Ферокл знал, что будет дальше. И, что участь поверженного им гладиатора, такого же, как и он секутора Капуи уже решена.
— Вот, придурок! – возмущенно выразился Касиус Лакриций – Ведь ясно же было, что нельзя было так кидаться на равноценного и опытного противника! Вот урод, вот пусть теперь сдыхает! Так глупо кинуться на противника! Кто так делает! Идиот!
— Школа Олимпия опять побеждает — произнес Арминий Репта — Пора, как велел хозяин.
— Рано еще! — прогремел грубым и черствым голосом Касиус Лакриций — Еще рано!

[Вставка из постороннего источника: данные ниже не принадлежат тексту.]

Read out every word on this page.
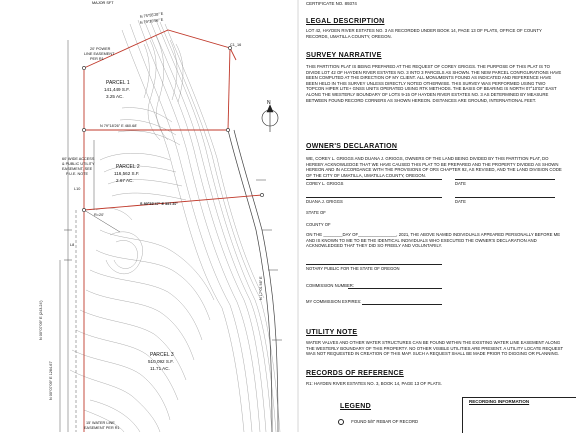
N
PARCEL 1
141,449 S.F.
3.25 AC.
PARCEL 2
116,562 S.F.
2.67 AC.
PARCEL 3
510,092 S.F.
11.71 AC.
20' POWER
LINE EASEMENT
PER R1
60' WIDE ACCESS
& PUBLIC UTILITY
EASEMENT, SEE
P.U.E. NOTE
15' WATER LINE
EASEMENT PER R1
N 79°18'26" E 460.68'
S 80°53'47" E 557.57'
N 75°55'28" E
N 79°20'56" E
N 00°07'09" E (243.24')
N 00°07'09" E 1264.67'
N 17°01'46" E
C1_16
L8
L10
R=20'
MAJOR SFT	CERTIFICATE NO. 89374
LEGAL DESCRIPTION
LOT 42, HAYDEN RIVER ESTATES NO. 3 AS RECORDED UNDER BOOK 14, PAGE 13 OF PLATS, OFFICE OF COUNTY RECORDS, UMATILLA COUNTY, OREGON.
SURVEY NARRATIVE
THIS PARTITION PLAT IS BEING PREPARED AT THE REQUEST OF COREY GRIGGS. THE PURPOSE OF THIS PLAT IS TO DIVIDE LOT 42 OF HAYDEN RIVER ESTATES NO. 3 INTO 3 PARCELS AS SHOWN. THE NEW PARCEL CONFIGURATIONS HAVE BEEN COMPUTED AT THE DIRECTION OF MY CLIENT. ALL MONUMENTS FOUND AS INDICATED AND REFERENCE HAVE BEEN HELD IN THIS SURVEY UNLESS DIRECTLY NOTED OTHERWISE. THIS SURVEY WAS PERFORMED USING TWO TOPCON HIPER LITE+ GNSS UNITS OPERATED USING RTK METHODS. THE BASIS OF BEARING IS NORTH 07°10'02" EAST ALONG THE WESTERLY BOUNDARY OF LOTS 9-15 OF HAYDEN RIVER ESTATES NO. 3 AS DETERMINED BY MEASURE BETWEEN FOUND RECORD CORNERS AS SHOWN HEREON. DISTANCES ARE GROUND, INTERNATIONAL FEET.
OWNER'S DECLARATION
WE, COREY L. GRIGGS AND DUANA J. GRIGGS, OWNERS OF THE LAND BEING DIVIDED BY THIS PARTITION PLAT, DO HEREBY ACKNOWLEDGE THAT WE HAVE CAUSED THIS PLAT TO BE PREPARED AND THE PROPERTY DIVIDED AS SHOWN HEREON AND IN ACCORDANCE WITH THE PROVISIONS OF ORS CHAPTER 92, AS REVISED, AND THE LAND DIVISION CODE OF THE CITY OF UMATILLA, UMATILLA COUNTY, OREGON.
COREY L. GRIGGS	DATE
DUANA J. GRIGGS	DATE
STATE OF
COUNTY OF
ON THE ________DAY OF________________, 2021, THE ABOVE NAMED INDIVIDUALS APPEARED PERSONALLY BEFORE ME AND IS KNOWN TO ME TO BE THE IDENTICAL INDIVIDUALS WHO EXECUTED THE OWNER'S DECLARATION AND ACKNOWLEDGED THAT THEY DID SO FREELY AND VOLUNTARILY.
NOTARY PUBLIC FOR THE STATE OF OREGON
COMMISSION NUMBER:
MY COMMISSION EXPIRES:
UTILITY NOTE
WATER VALVES AND OTHER WATER STRUCTURES CAN BE FOUND WITHIN THE EXISTING WATER LINE EASEMENT ALONG THE WESTERLY BOUNDARY OF THIS PROPERTY. NO OTHER VISIBLE UTILITIES ARE PRESENT. A UTILITY LOCATE REQUEST WAS NOT REQUESTED IN CREATION OF THIS MAP. SUCH A REQUEST SHALL BE MADE PRIOR TO DIGGING OR PLANNING.
RECORDS OF REFERENCE
R1: HAYDEN RIVER ESTATES NO. 3, BOOK 14, PAGE 13 OF PLATS.
LEGEND
FOUND 5/8" REBAR OF RECORD
RECORDING INFORMATION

Я сам решу когда!
Он прильнул головой и грудью к решетке низких квадратных окованных железом боковых ворот амфитеатра, внимательно всматриваясь в трибуны и глядя взбешенными глазами на ликующий плебс Рима.
— Но уже скоро – почти про себя добавил тихо он.

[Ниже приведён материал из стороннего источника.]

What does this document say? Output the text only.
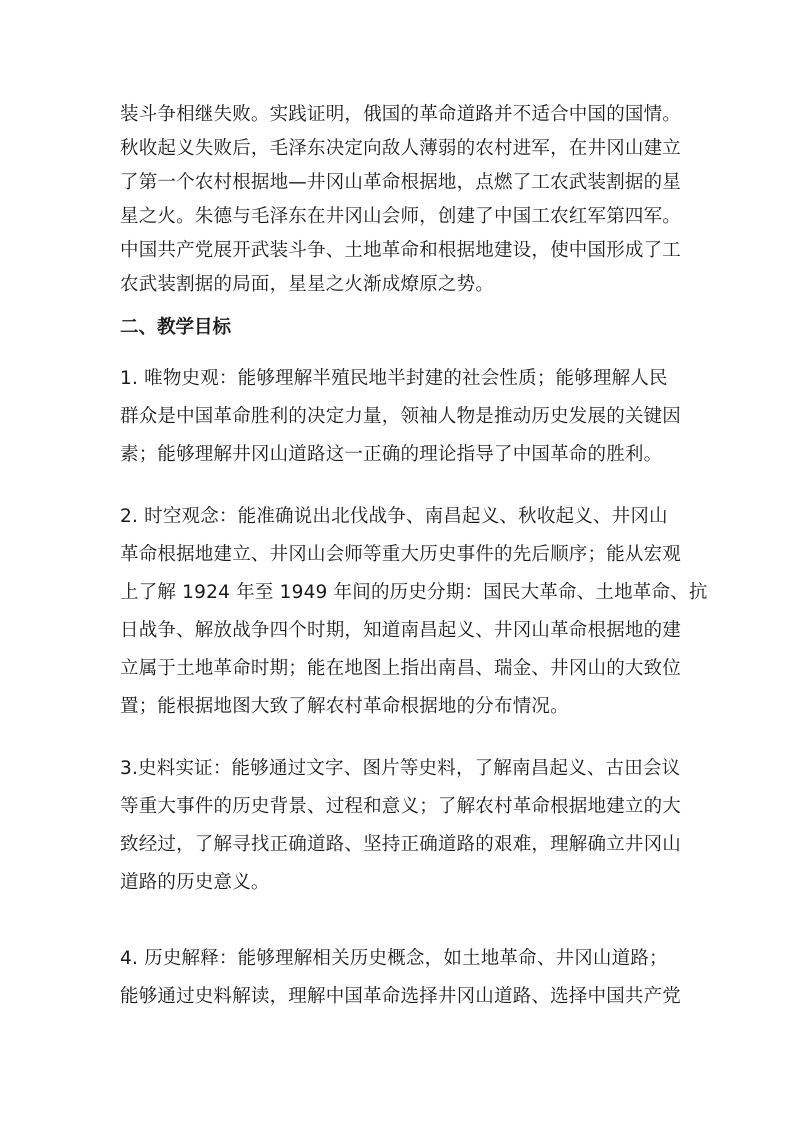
装斗争相继失败。实践证明，俄国的革命道路并不适合中国的国情。
秋收起义失败后，毛泽东决定向敌人薄弱的农村进军，在井冈山建立
了第一个农村根据地—井冈山革命根据地，点燃了工农武装割据的星
星之火。朱德与毛泽东在井冈山会师，创建了中国工农红军第四军。
中国共产党展开武装斗争、土地革命和根据地建设，使中国形成了工
农武装割据的局面，星星之火渐成燎原之势。
二、教学目标
1. 唯物史观：能够理解半殖民地半封建的社会性质；能够理解人民
群众是中国革命胜利的决定力量，领袖人物是推动历史发展的关键因
素；能够理解井冈山道路这一正确的理论指导了中国革命的胜利。
2. 时空观念：能准确说出北伐战争、南昌起义、秋收起义、井冈山
革命根据地建立、井冈山会师等重大历史事件的先后顺序；能从宏观
上了解 1924 年至 1949 年间的历史分期：国民大革命、土地革命、抗
日战争、解放战争四个时期，知道南昌起义、井冈山革命根据地的建
立属于土地革命时期；能在地图上指出南昌、瑞金、井冈山的大致位
置；能根据地图大致了解农村革命根据地的分布情况。
3.史料实证：能够通过文字、图片等史料，了解南昌起义、古田会议
等重大事件的历史背景、过程和意义；了解农村革命根据地建立的大
致经过，了解寻找正确道路、坚持正确道路的艰难，理解确立井冈山
道路的历史意义。
4. 历史解释：能够理解相关历史概念，如土地革命、井冈山道路；
能够通过史料解读，理解中国革命选择井冈山道路、选择中国共产党
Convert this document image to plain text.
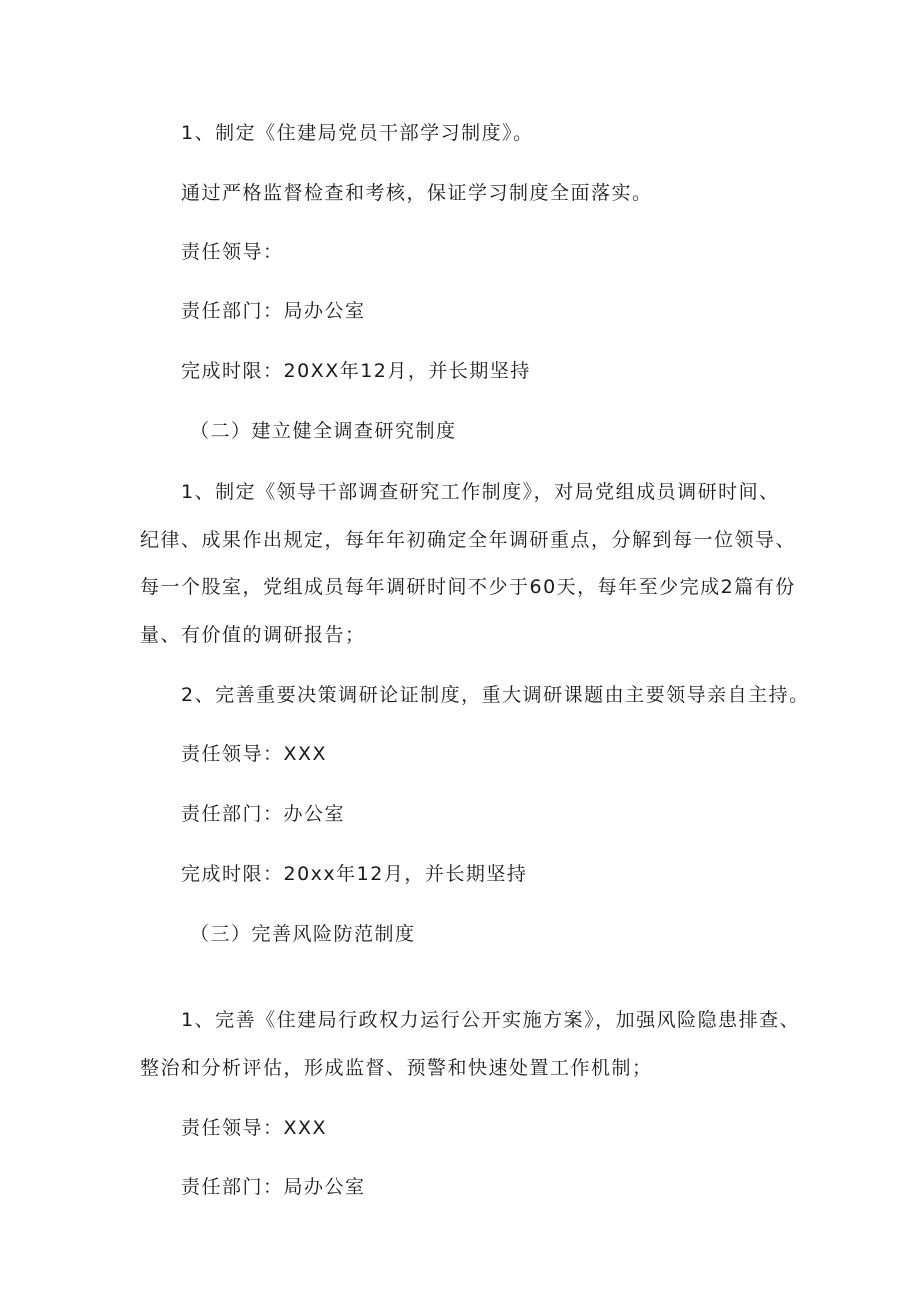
1、制定《住建局党员干部学习制度》。
通过严格监督检查和考核，保证学习制度全面落实。
责任领导：
责任部门：局办公室
完成时限：20XX年12月，并长期坚持
（二）建立健全调查研究制度
1、制定《领导干部调查研究工作制度》，对局党组成员调研时间、
纪律、成果作出规定，每年年初确定全年调研重点，分解到每一位领导、
每一个股室，党组成员每年调研时间不少于60天，每年至少完成2篇有份
量、有价值的调研报告；
2、完善重要决策调研论证制度，重大调研课题由主要领导亲自主持。
责任领导：XXX
责任部门：办公室
完成时限：20xx年12月，并长期坚持
（三）完善风险防范制度
1、完善《住建局行政权力运行公开实施方案》，加强风险隐患排查、
整治和分析评估，形成监督、预警和快速处置工作机制；
责任领导：XXX
责任部门：局办公室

В это время наступила тишина, как-то разом, словно по приказу. Друг за другом все зрители от плебса до сенаторов замолчали, и вся арена обратила свой взор в сторону весталок, сидящих в первых рядах смотровой трибуны у самого верхнего края арены. Даже сам Тиберий, посмотрел, туда дожидаясь их рокового решения.

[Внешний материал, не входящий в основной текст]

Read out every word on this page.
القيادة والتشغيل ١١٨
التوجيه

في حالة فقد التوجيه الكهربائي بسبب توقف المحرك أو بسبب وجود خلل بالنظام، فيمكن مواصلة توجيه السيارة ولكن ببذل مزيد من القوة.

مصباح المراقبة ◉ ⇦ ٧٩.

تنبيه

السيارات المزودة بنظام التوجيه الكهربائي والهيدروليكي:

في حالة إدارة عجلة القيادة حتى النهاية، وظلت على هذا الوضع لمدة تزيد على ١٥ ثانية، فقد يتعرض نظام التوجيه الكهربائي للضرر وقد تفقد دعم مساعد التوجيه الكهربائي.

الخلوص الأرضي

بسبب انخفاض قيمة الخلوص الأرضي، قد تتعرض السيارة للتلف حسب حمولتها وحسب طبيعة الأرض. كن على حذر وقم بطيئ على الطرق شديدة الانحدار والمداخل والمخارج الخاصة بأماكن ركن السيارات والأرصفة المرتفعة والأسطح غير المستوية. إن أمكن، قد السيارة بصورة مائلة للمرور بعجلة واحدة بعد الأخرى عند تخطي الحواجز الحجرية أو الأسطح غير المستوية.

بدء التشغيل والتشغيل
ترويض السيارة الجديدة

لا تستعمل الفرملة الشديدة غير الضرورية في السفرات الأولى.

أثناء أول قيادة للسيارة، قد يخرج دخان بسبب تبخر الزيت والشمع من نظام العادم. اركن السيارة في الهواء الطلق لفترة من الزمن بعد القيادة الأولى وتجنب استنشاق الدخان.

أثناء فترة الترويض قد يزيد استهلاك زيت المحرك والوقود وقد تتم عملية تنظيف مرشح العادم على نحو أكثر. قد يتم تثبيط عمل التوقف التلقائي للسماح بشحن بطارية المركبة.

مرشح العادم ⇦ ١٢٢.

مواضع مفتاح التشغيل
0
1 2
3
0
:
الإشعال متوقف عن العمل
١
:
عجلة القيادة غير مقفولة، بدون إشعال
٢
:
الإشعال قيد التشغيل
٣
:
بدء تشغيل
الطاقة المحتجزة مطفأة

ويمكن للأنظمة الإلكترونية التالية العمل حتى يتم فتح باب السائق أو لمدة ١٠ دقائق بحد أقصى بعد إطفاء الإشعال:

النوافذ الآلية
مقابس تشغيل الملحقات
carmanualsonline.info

Чернокожий в шлеме и маске гладиатор просил пощады, подняв левую голую незащищенную доспехами свою руку вверх. Он просил о помощи и спасении ему жизни. Он повернул свою в шлеме голову в сторону императорских с колоннами и гербами рода Юлиев смотровых трибун, и ложа самого Цезаря Тиберия. И увидел вытянутые руки весталок, сжатые в кулак и опущенные большим пальцем вниз. Это означало смерть. Следом встал со своего кресла сам Тиберий. И, сверкая позолотой роскошной расшитой золотой нитью и узорами своей пурпурной Трабеи, подойдя к краю смотрового своего ложа выступающего вперед над самыми квадратными воротами арены, поднял вперед свою в золотых браслетах и перстнях руку сжатую тоже в кулак. Это был решающий момент. Жить или умереть. Последнее слово было за ним. В тишине залитого кровью погибших здесь гладиаторов амфитеатра.